Il a soutenu que la nature était impuissante à se procurer par elle-même le surnaturel, mais qu’elle en exigeait le don par Dieu. Le surnaturel est un perfectionnement, un achèvement nécessaire de la nature qui, sans lui, resterait radicalement incomplète, frustrée dans ses aspirations les plus essentielles. Un tel état n’est pas concevable : ce serait la contradiction installée dans les desseins du Créateur. Il est donc impossible que l’ordre surnaturel ne soit pas : le « désir naturel » qui le réclame prouve son existence.
Chaque homme peut constater en lui-même un grand vide et aspire naturellement à le voir comblé. Or la religion catholique, et elle seule, lui offre ce complément indispensable. Quand elle lui sera présentée du dehors, elle sera reconnue par lui comme étant ce qu’il attendait et à quoi il doit donner son adhésion. L’immanentisme cherche les racines du surnaturel dans les tendances mêmes de la nature qui, déjà, postule la grâce.
Il est indéniable qu’un certain nombre des doctrines de Blondel se retrouve dans l’encyclique Pascendi. Saint Pie X « déplore très vivement que certains catholiques, répudiant l’immanence comme doctrine [le pape parle ici de l’immanentisme radical, que Blondel rejette], l’emploient néanmoins comme méthode d’apologétique ; ils le font avec si peu de retenue qu’ils paraissent admettre dans la nature humaine, au regard de l’ordre surnaturel, non pas seulement une capacité et une convenance – choses que, de tout temps, les apologistes catholiques ont eu soin de mettre en relief – mais une vraie et rigoureuse exigence »[3]. C’est une allusion non équivoque à M. Blondel : cette méthode d’immanence, c’est bien la sienne.
Il est vrai que la nature humaine est capable d’être élevée par la grâce à l’état surnaturel, et cette élévation apparaît même très convenable, mais elle n’est aucunement exigée par la nature humaine, elle est purement gratuite. Dieu, s’il l’avait voulu, aurait pu créer les hommes sans les appeler à cet état surnaturel, rien n’aurait manqué pour autant à leur nature d’êtres humains.

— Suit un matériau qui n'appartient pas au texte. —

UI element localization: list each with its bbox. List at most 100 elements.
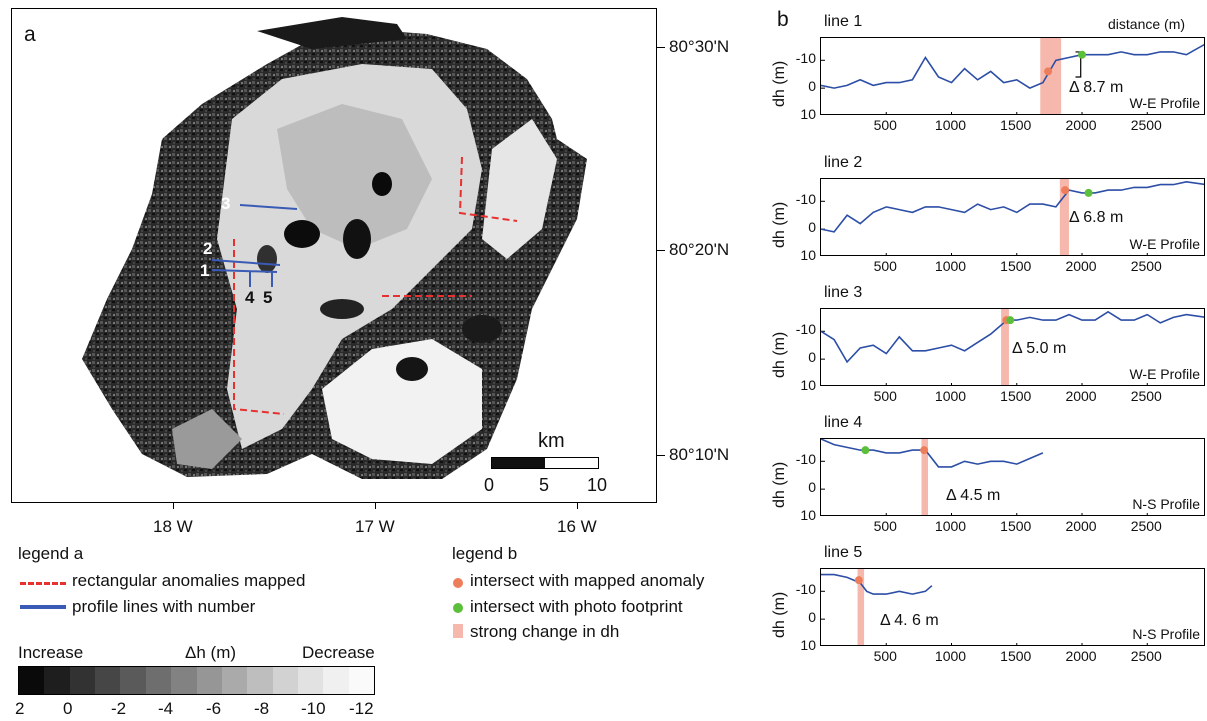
- profile-svg: [821, 179, 1204, 255]
- x-tick-label: 1000: [934, 648, 967, 664]
- lat-label-30: 80°30'N: [669, 37, 730, 56]
- dh-series-line: [821, 439, 1044, 468]
- lon-tick: [577, 503, 578, 509]
- island-top-cap: [257, 17, 407, 49]
- lon-label-17: 17 W: [355, 517, 395, 536]
- legend-blue-line: [20, 605, 66, 609]
- profile-number-5: 5: [263, 288, 273, 307]
- colorbar-swatch: [171, 667, 197, 694]
- strong-change-band: [921, 439, 929, 515]
- strong-change-band: [1040, 38, 1062, 114]
- colorbar-swatch: [120, 667, 146, 694]
- x-tick-label: 1000: [934, 388, 967, 404]
- scale-bar: [491, 457, 599, 469]
- legend-dashed-red-line: [20, 582, 66, 585]
- photo-intersect-point: [1084, 188, 1093, 197]
- colorbar-left-label: Increase: [18, 643, 84, 662]
- profile-title: line 2: [824, 154, 863, 171]
- delta-annotation: Δ 5.0 m: [1012, 340, 1067, 357]
- y-tick-label: 10: [800, 507, 816, 523]
- x-tick-label: 2500: [1130, 117, 1162, 133]
- x-tick-label: 2000: [1065, 258, 1097, 274]
- x-tick-label: 1000: [934, 518, 967, 534]
- y-tick-label: -10: [795, 451, 816, 468]
- x-tick-label: 1500: [1000, 648, 1032, 664]
- dh-series-line: [821, 43, 1204, 89]
- profile-line-1: [211, 269, 278, 273]
- map-panel: a 3 2 1 4 5 km 0 5 10: [11, 8, 657, 503]
- profile-svg: [821, 439, 1148, 515]
- anomaly-intersect-point: [920, 446, 929, 455]
- colorbar-right-label: Decrease: [302, 643, 375, 662]
- colorbar-swatch: [145, 667, 172, 694]
- x-tick-label: 2000: [1065, 388, 1097, 404]
- strong-change-band: [1059, 179, 1069, 255]
- y-tick-label: 10: [800, 377, 816, 393]
- x-tick-label: 2000: [1065, 518, 1097, 534]
- y-tick-label: -10: [795, 581, 816, 598]
- delta-bracket: [1075, 51, 1082, 78]
- colorbar-swatch: [247, 667, 273, 694]
- y-tick-label: 10: [800, 106, 816, 122]
- y-tick-label: 0: [808, 349, 816, 366]
- strong-change-band: [1001, 309, 1009, 385]
- lon-label-18: 18 W: [153, 517, 193, 536]
- scale-tick-0: 0: [484, 475, 495, 495]
- y-tick-label: 10: [800, 637, 816, 653]
- profile-title: line 3: [824, 284, 863, 301]
- scale-unit: km: [538, 430, 565, 452]
- profile-direction-label: N-S Profile: [1132, 496, 1200, 512]
- legend-pink-band: [453, 624, 463, 638]
- lon-label-16: 16 W: [557, 517, 597, 536]
- colorbar-swatch: [221, 667, 248, 694]
- profile-direction-label: N-S Profile: [1132, 626, 1200, 642]
- legend-a-item-profiles: profile lines with number: [72, 597, 256, 616]
- x-tick-label: 2000: [1065, 648, 1097, 664]
- elevation-change-map: [82, 17, 587, 479]
- x-tick-label: 1500: [1000, 258, 1032, 274]
- colorbar-swatch: [272, 667, 298, 694]
- legend-b-item-anomaly: intersect with mapped anomaly: [470, 571, 705, 590]
- legend-b-item-change: strong change in dh: [470, 622, 620, 641]
- anomaly-rect-east: [458, 156, 518, 222]
- y-tick-label: -10: [795, 50, 816, 67]
- photo-intersect-point: [1006, 316, 1015, 325]
- scale-tick-10: 10: [587, 475, 608, 495]
- anomaly-intersect-point: [854, 576, 863, 585]
- colorbar-tick-label: -12: [349, 699, 374, 718]
- y-tick-label: 10: [800, 247, 816, 263]
- lat-label-20: 80°20'N: [669, 240, 730, 259]
- x-tick-label: 1000: [934, 117, 967, 133]
- legend-b-item-photo: intersect with photo footprint: [470, 597, 683, 616]
- profile-number-1: 1: [200, 261, 210, 280]
- colorbar-tick-label: -10: [301, 699, 326, 718]
- x-tick-label: 2500: [1130, 648, 1162, 664]
- strong-change-band: [857, 569, 865, 645]
- x-tick-label: 1500: [1000, 518, 1032, 534]
- profile-plot: N-S Profile: [820, 568, 1205, 646]
- lat-label-10: 80°10'N: [669, 445, 730, 464]
- lat-tick: [657, 455, 665, 456]
- x-tick-label: 2500: [1130, 518, 1162, 534]
- x-tick-label: 500: [873, 388, 897, 404]
- photo-intersect-point: [1078, 50, 1087, 59]
- legend-a-title: legend a: [18, 544, 84, 563]
- profile-plot: W-E Profile: [820, 37, 1205, 115]
- x-tick-label: 1500: [1000, 388, 1032, 404]
- x-tick-label: 500: [873, 648, 897, 664]
- delta-annotation: Δ 8.7 m: [1069, 79, 1124, 96]
- profile-number-4: 4: [245, 288, 255, 307]
- colorbar-tick-label: -6: [206, 699, 222, 718]
- panel-b-letter: b: [777, 8, 789, 31]
- x-tick-label: 1000: [934, 258, 967, 274]
- colorbar-swatch: [196, 667, 222, 694]
- profile-number-2: 2: [203, 239, 213, 258]
- colorbar-swatch: [297, 667, 324, 694]
- colorbar-swatch: [69, 667, 96, 694]
- profile-number-3: 3: [221, 194, 231, 213]
- lon-tick: [375, 503, 376, 509]
- x-tick-label: 2500: [1130, 258, 1162, 274]
- y-tick-label: 0: [808, 609, 816, 626]
- profile-svg: [821, 38, 1204, 114]
- x-tick-label: 2500: [1130, 388, 1162, 404]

L’apologétique d’immanence est au mieux une préparation à l’apologétique proprement dite. Son résultat est de faire apparaître le besoin d’un surcroît, d’amener l’homme à poser le problème religieux. Mais quand il est parvenu jusque là, il n’est encore qu’à un carrefour : dans quelle direction faut-il aller ? M. Blondel répond : Pratiquez, conformez votre conduite aux enseignements du catholicisme, et vous trouverez la foi. Le critère décisif de la vérité, le motif indispensable de la foi, c’est l’expérience intérieure. « On ne peut nier le christianisme avec compétence sans en avoir fait l’expérience, et quand on en a fait l’expérience, on ne trouve, dans l’expérience même, que des raisons de l’affirmer. » En réalité cette méthode à elle seule ne permet pas à l’homme de reconnaître l’unique vraie religion. Elle est condamnée ou à ne pas conclure, ou à tomber dans la confusion entre l’ordre naturel et l’ordre surnaturel.
La foi a un contenu, et la catéchèse propose un objet à l’intelligence : il faut croire les dogmes. C’est à la vérité qu’il faut se soumettre, et par l’intelligence. Pour M. Blondel, le croyant ne sera jamais en possession d’une « assurance fixe », d’une « certitude sereine et rassurante » : il doit rester un éternel chercheur. Sa philosophie fausse l’a entraîné dans une notion fausse de la foi : elle n’est plus l’adhésion ferme et stable de l’intelligence aux vérités révélées par Dieu, qui se fonde sur l’autorité de Dieu lui-même ; c’est une adhésion instable, à cause de l’expérience intime que l’âme a faite.
Maurice Blondel et le modernisme
Il y a eu au début de la crise moderniste une convergence d’idées et de tendances, des sympathies intellectuelles, qui ont groupé certains hommes ; et M. Blondel en faisait partie.
Comment situer sa pensée par rapport au modernisme ? « Cette méthode diffère du pur subjectivisme et du pur modernisme ; mais elle implique un semi-immanentisme et un semi-agnosticisme. Un semi-immanentisme consistant à dire que la religion est immanente, en ce sens qu’elle est exigée par la nature ; mais non en ce sens qu’elle ne serait qu’une réalité subjective, prenant naissance en nous, comme l’affirme le modernisme. Un semi-agnosticisme consistant à rabaisser la valeur de la raison spéculative et à lui dénier le pouvoir de prouver le fait de la révélation divine et la crédibilité des dogmes, mais non à nier la valeur objective et spéculative des formules dogmatiques, comme le fait le modernisme »[4].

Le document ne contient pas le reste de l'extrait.